Hello friends, fellow advocates, warriors, survivors. My name is Sue Harrison and I am the co-founder of King’s Crusade, a non-profit organization established in 2017. I am a sister who lost her 49-year-old brother, King, on October 29, 2016. I am the daughter of a mother who lost her only son. I am a survivor.

It started with a broken back at age 29 in 1996 and was the perfect storm coupled with the introduction of OxyContin to the pharmaceutical industry. You know the rest of the story.

I watched my brother battle his addiction with OxyContin for eight years and then in 2004, when the prescriptions ran out and the pills became too expensive, he switched to heroin. That dirty word “heroin.” I’ll never forget the first time I heard it. For some reason at that time, I felt this was the demise, the bottom, the worst. I could barely say it without cringing, “heroin.”

As I have come to learn, it wasn’t. It was the OxyContin that should have scared me as I have since witnessed in the documentary, “Dopesick”. It was the OxyContin that created the monster living inside my brother’s brain that changed how he thought, felt, acted, responded, lived. It took over his essential need for water and food and unconditional love of family and his children and instead told him to turn to “it”. Turn to “it” for love and life. It provided false hope, conditional love and lies.

This lie kept him in its grips for eight years until heroin took hold of him for 12 more until the end.

Fentanyl came around and got involved in this “love/hate relationship”. It made things even better when the heroin stopped working because you see, he built such a tolerance and “plain old” heroin no longer kept him functioning. He admitted to me he sought out fentanyl.

He wasn’t doing it to get high. He was doing it to wake up and function, take a shower, get through his day, have a conversation, be a son, father, brother without being sick and vomiting and shaking and sweating and more thanks to the hold this opiate now had on his body and his brain. Thanks to the OxyContin for pulling the trigger in the first place and creating this physical dependency.

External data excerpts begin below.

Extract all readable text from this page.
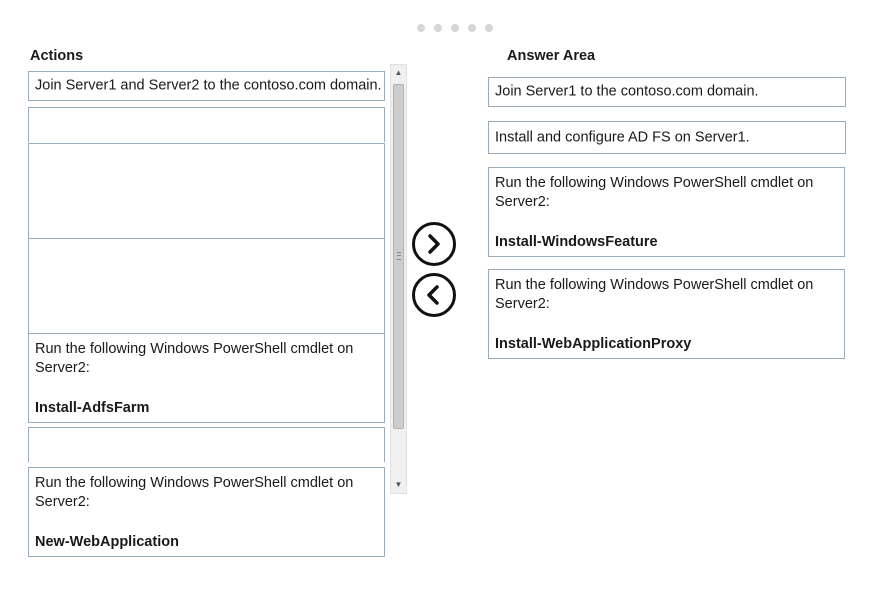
Actions
Join Server1 and Server2 to the contoso.com domain.
Run the following Windows PowerShell cmdlet on Server2:
Install-AdfsFarm
Run the following Windows PowerShell cmdlet on Server2:
New-WebApplication
▲
▼
Answer Area
Join Server1 to the contoso.com domain.
Install and configure AD FS on Server1.
Run the following Windows PowerShell cmdlet on Server2:
Install-WindowsFeature
Run the following Windows PowerShell cmdlet on Server2:
Install-WebApplicationProxy
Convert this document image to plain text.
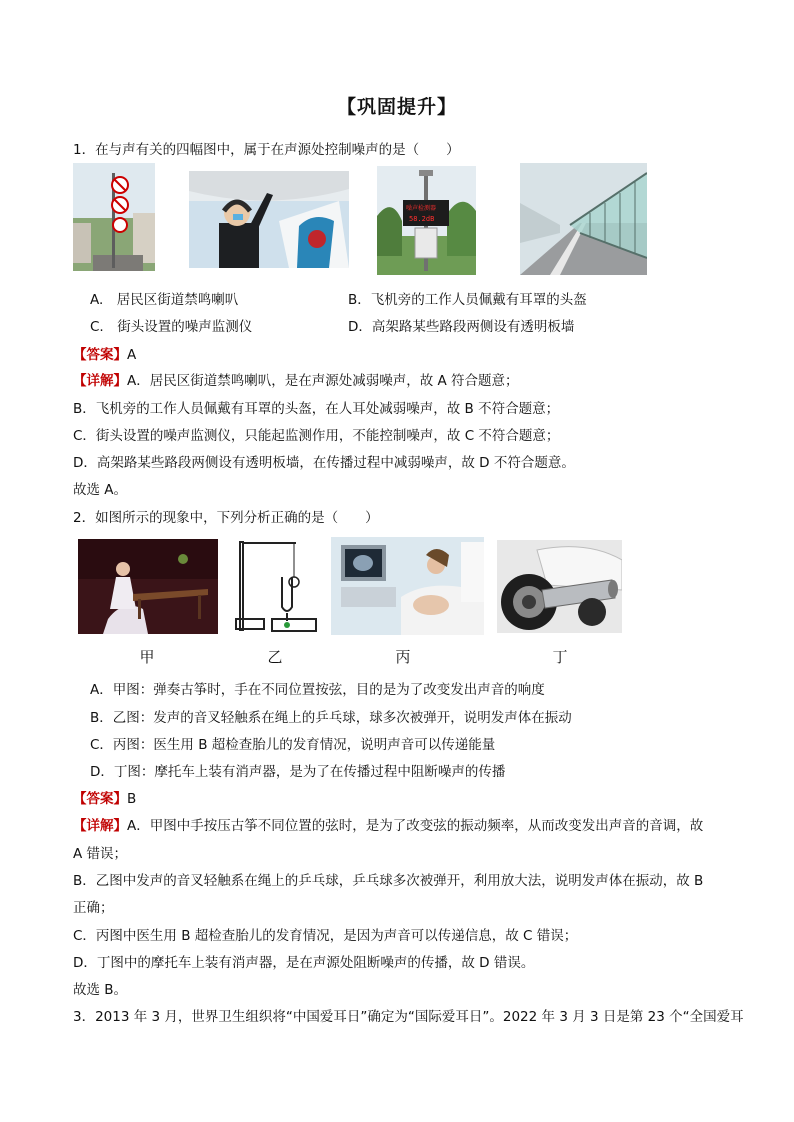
【巩固提升】
1．在与声有关的四幅图中，属于在声源处控制噪声的是（　　）
噪声检测器
58.2dB
A.　居民区街道禁鸣喇叭	B．飞机旁的工作人员佩戴有耳罩的头盔
C.　街头设置的噪声监测仪	D．高架路某些路段两侧设有透明板墙
【答案】A
【详解】A．居民区街道禁鸣喇叭，是在声源处减弱噪声，故 A 符合题意；
B．飞机旁的工作人员佩戴有耳罩的头盔，在人耳处减弱噪声，故 B 不符合题意；
C．街头设置的噪声监测仪，只能起监测作用，不能控制噪声，故 C 不符合题意；
D．高架路某些路段两侧设有透明板墙，在传播过程中减弱噪声，故 D 不符合题意。
故选 A。
2．如图所示的现象中，下列分析正确的是（　　）
甲	乙	丙	丁
A．甲图：弹奏古筝时，手在不同位置按弦，目的是为了改变发出声音的响度
B．乙图：发声的音叉轻触系在绳上的乒乓球，球多次被弹开，说明发声体在振动
C．丙图：医生用 B 超检查胎儿的发育情况，说明声音可以传递能量
D．丁图：摩托车上装有消声器，是为了在传播过程中阻断噪声的传播
【答案】B
【详解】A．甲图中手按压古筝不同位置的弦时，是为了改变弦的振动频率，从而改变发出声音的音调，故
A 错误；
B．乙图中发声的音叉轻触系在绳上的乒乓球，乒乓球多次被弹开，利用放大法，说明发声体在振动，故 B
正确；
C．丙图中医生用 B 超检查胎儿的发育情况，是因为声音可以传递信息，故 C 错误；
D．丁图中的摩托车上装有消声器，是在声源处阻断噪声的传播，故 D 错误。
故选 B。
3．2013 年 3 月，世界卫生组织将“中国爱耳日”确定为“国际爱耳日”。2022 年 3 月 3 日是第 23 个“全国爱耳
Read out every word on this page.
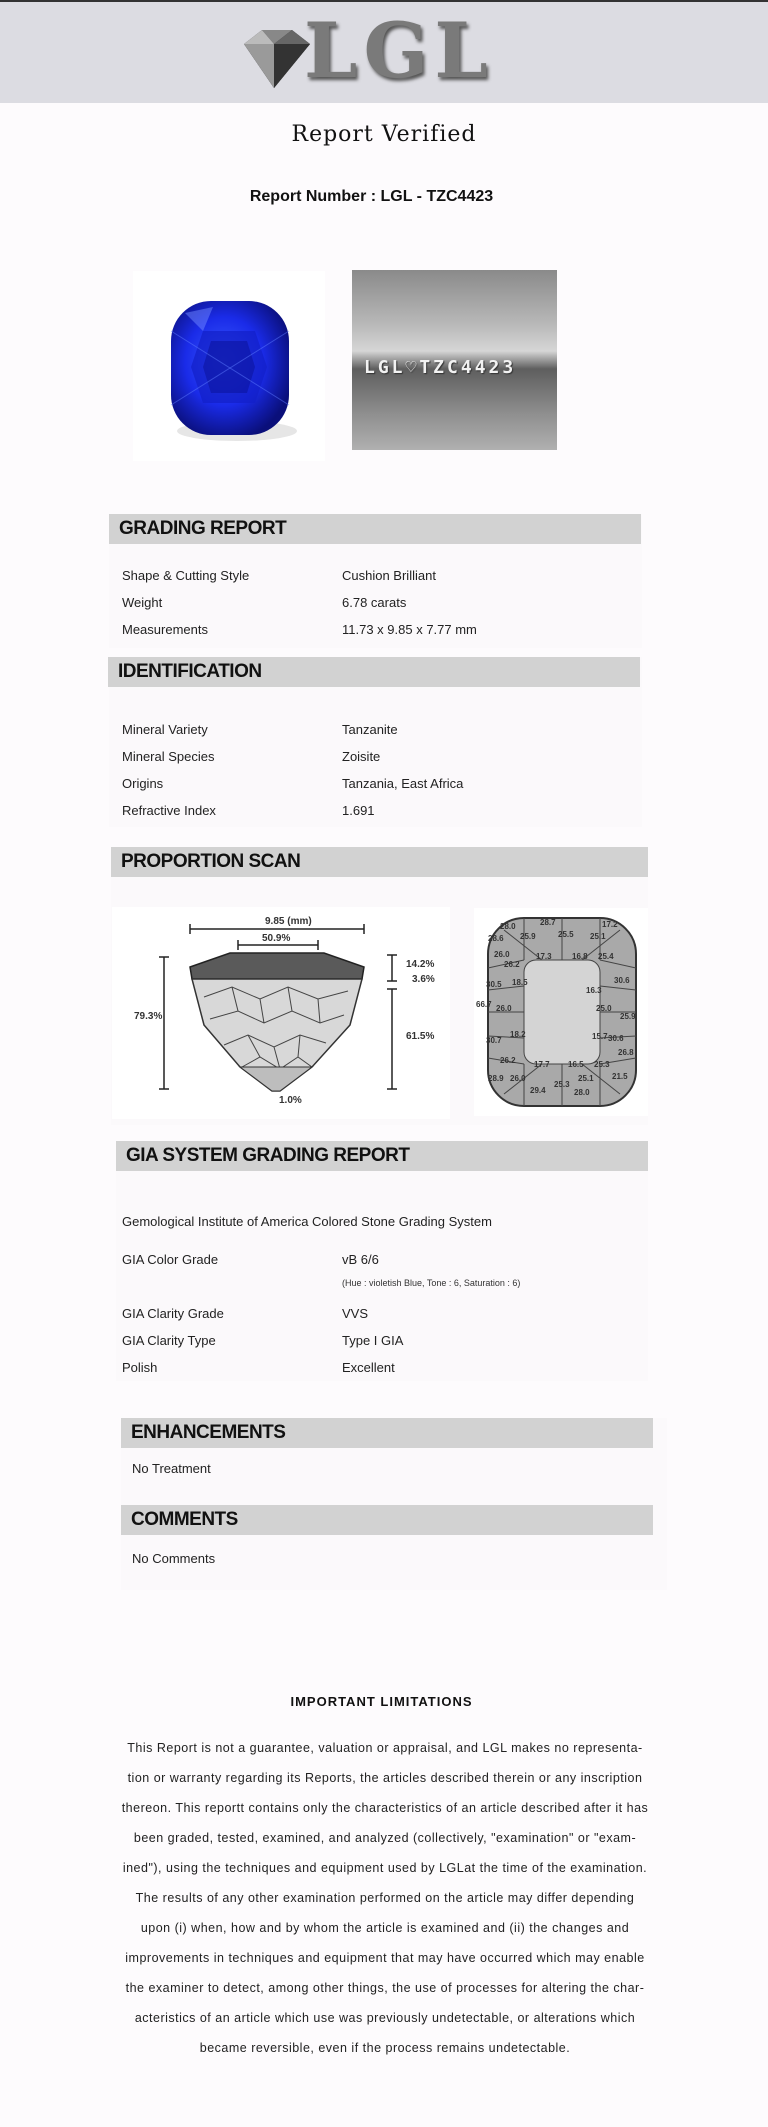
LGL
Report Verified
Report Number : LGL - TZC4423
LGL♡TZC4423
GRADING REPORT
Shape & Cutting Style	Cushion Brilliant
Weight	6.78 carats
Measurements	11.73 x 9.85 x 7.77 mm
IDENTIFICATION
Mineral Variety	Tanzanite
Mineral Species	Zoisite
Origins	Tanzania, East Africa
Refractive Index	1.691
PROPORTION SCAN
9.85 (mm)
50.9%
14.2%
3.6%
61.5%
79.3%
1.0%
28.0	28.7	17.2
28.6 25.9	25.5 25.1
26.0
26.2
17.3	16.8 25.4
30.5 18.5	30.6
16.3
66.7 26.0	25.0
25.9
18.2	15.7 30.6
30.7
26.8
26.2 17.7 16.5 25.3
28.9 26.0	25.1 21.5
29.4
25.3
28.0
GIA SYSTEM GRADING REPORT
Gemological Institute of America Colored Stone Grading System
GIA Color Grade	vB 6/6
(Hue : violetish Blue, Tone : 6, Saturation : 6)
GIA Clarity Grade	VVS
GIA Clarity Type	Type I GIA
Polish	Excellent
ENHANCEMENTS
No Treatment
COMMENTS
No Comments
IMPORTANT LIMITATIONS
This Report is not a guarantee, valuation or appraisal, and LGL makes no representa-
tion or warranty regarding its Reports, the articles described therein or any inscription
thereon. This reportt contains only the characteristics of an article described after it has
been graded, tested, examined, and analyzed (collectively, "examination" or "exam-
ined"), using the techniques and equipment used by LGLat the time of the examination.
The results of any other examination performed on the article may differ depending
upon (i) when, how and by whom the article is examined and (ii) the changes and
improvements in techniques and equipment that may have occurred which may enable
the examiner to detect, among other things, the use of processes for altering the char-
acteristics of an article which use was previously undetectable, or alterations which
became reversible, even if the process remains undetectable.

The day finally came. He wanted to change, as he did so many times before. He began a journey of staying sober, abstaining from use – one day at a time. He had no insurance so he was awaiting a bed to get help. He was doing it just for today. Soon he had been sober for 30 days when the facility called and said there was opening. He was told do not tell them he had been sober for 30 days, or they wouldn’t admit him.

This was the okay to go ahead for “Just one more” (but once is too many and a thousand is never enough). That was all it took –  the idea, the thought, the feeling, the memory –  it got him once more and once was proven to be too many.

Sadly, this time, there was no turning back. We lost our loving son, brother, father that night forever. King’s memory and legacy will live on through King’s Crusade forever, giving those struggling another chance to find recovery and hope and connect with others like themselves. It will give their families support and strength to carry on and connect with other families and through this movement, we will heal together.

 

Notice: This article reflects the opinion of the author and does not necessarily reflect the opinion of the Partnership for a Drug-Free New Jersey (PDFNJ). This information should not be construed as legal advice from the author or PDFNJ. Please consult your own attorney before making any legal decisions.